La guerra de los aranceles

Luis I. Gordillo. 3 febrero 2025

Opinión. Onda Cero Euskadi. Audio disponible aquí

Decía Benjamin Franklin, uno de los padres fundadores de EEUU, que ninguna nación se ha arruinado jamás a causa del comercio. El actual presidente de EE UU, sin embargo, parece tener una opinión distinta y estos días ha anunciado el establecimiento de aranceles a productos provenientes de China, México y Canadá. No es la primera vez que Trump establece aranceles a China, ya lo hizo en su anterior presidencia dando lugar a la llamada “Guerra comercial” con el gigante asiático al que acusa de manera recurrente de prácticas desleales o directamente de robo de propiedad intelectual a empresas americanas. El caso de México y, sobre todo Canadá es más novedoso, y el inquilino de la Casa Blanca acusa a los gobiernos de estos dos países de no controlar los flujos migratorios ilegales hacia Estados Unidos o directamente de ser insolidarios, mientras mantiene un particular enfrentamiento político y mediático con los dirigentes de ambos países.

En este contexto, merece la pena analizar algunos conceptos y recordar la experiencia de la última guerra comercial EE UU – China, que comenzó de manera similar en 2018. Pero, ¿qué son los aranceles? Los aranceles son impuestos que los gobiernos imponen sobre los bienes importados con el fin de encarecer su precio y, teóricamente, proteger la producción nacional. Es lo que los pequeños productores siempre piden a sus gobiernos cuando les cuesta competir con bienes importados. Aunque esta medida puede parecer beneficiosa en el corto plazo, en realidad genera una serie de efectos adversos que afectan tanto a la economía como a las relaciones internacionales.

Uno de los principales problemas de los aranceles es su impacto negativo en el desarrollo económico. Al elevar el coste de los productos importados, los consumidores deben pagar precios más altos por bienes que podrían adquirir más baratos en un auténtico mercado abierto. Además, los aranceles desincentivan la innovación y la eficiencia dentro de la industria nacional, ya que las empresas nacionales pueden volverse menos competitivas al estar protegidas artificialmente de la competencia exterior. Esto es algo que ha sucedido siempre en España.
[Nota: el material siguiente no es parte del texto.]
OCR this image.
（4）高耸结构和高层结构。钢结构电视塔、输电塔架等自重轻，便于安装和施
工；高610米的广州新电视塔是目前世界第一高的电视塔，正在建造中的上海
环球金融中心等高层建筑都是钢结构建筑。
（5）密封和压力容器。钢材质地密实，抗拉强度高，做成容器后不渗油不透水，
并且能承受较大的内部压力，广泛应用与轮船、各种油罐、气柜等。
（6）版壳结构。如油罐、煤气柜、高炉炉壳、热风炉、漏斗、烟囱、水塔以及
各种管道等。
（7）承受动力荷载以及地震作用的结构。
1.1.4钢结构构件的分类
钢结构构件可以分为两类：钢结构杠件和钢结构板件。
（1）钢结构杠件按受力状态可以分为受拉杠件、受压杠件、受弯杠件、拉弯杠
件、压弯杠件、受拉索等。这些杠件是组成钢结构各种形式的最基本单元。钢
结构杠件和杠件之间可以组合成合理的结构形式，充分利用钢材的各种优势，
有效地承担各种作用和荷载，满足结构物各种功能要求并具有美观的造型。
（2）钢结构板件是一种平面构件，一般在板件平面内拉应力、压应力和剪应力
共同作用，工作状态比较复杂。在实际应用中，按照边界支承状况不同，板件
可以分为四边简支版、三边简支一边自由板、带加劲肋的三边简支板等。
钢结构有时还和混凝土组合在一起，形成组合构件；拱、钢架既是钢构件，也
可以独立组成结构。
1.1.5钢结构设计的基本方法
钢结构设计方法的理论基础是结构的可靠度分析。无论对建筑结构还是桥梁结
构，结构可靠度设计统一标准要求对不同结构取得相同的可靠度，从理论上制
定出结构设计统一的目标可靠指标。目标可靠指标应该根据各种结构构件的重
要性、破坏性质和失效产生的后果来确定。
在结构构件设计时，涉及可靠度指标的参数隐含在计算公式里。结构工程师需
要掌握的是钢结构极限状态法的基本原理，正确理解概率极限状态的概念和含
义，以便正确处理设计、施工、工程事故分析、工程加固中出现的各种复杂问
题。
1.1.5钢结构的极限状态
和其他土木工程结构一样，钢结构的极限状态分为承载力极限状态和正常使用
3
Según el Banco Mundial y otros centros de investigación económicos, el comercio global disminuyó en torno a un 9% en 2019 como resultado de la guerra comercial entre Estados Unidos y China, lo que demuestra el impacto perjudicial de las barreras comerciales. Por otra parte, la última Guerra comercial entre estos dos gigantes tampoco supuso un aumento significativo de la producción ni de la compra de productos nacionales en sus respectivos países.

Además, desde una perspectiva diplomática, los aranceles suelen generar tensiones entre los Estados. Cuando un país impone aranceles, las naciones afectadas tienden a responder con medidas similares, lo que da lugar a represalias comerciales. Este tipo de disputas no solo afectan a las relaciones políticas, sino que también perjudican a los sectores empresariales de ambos países, reduciendo la inversión extranjera y la creación de empleo.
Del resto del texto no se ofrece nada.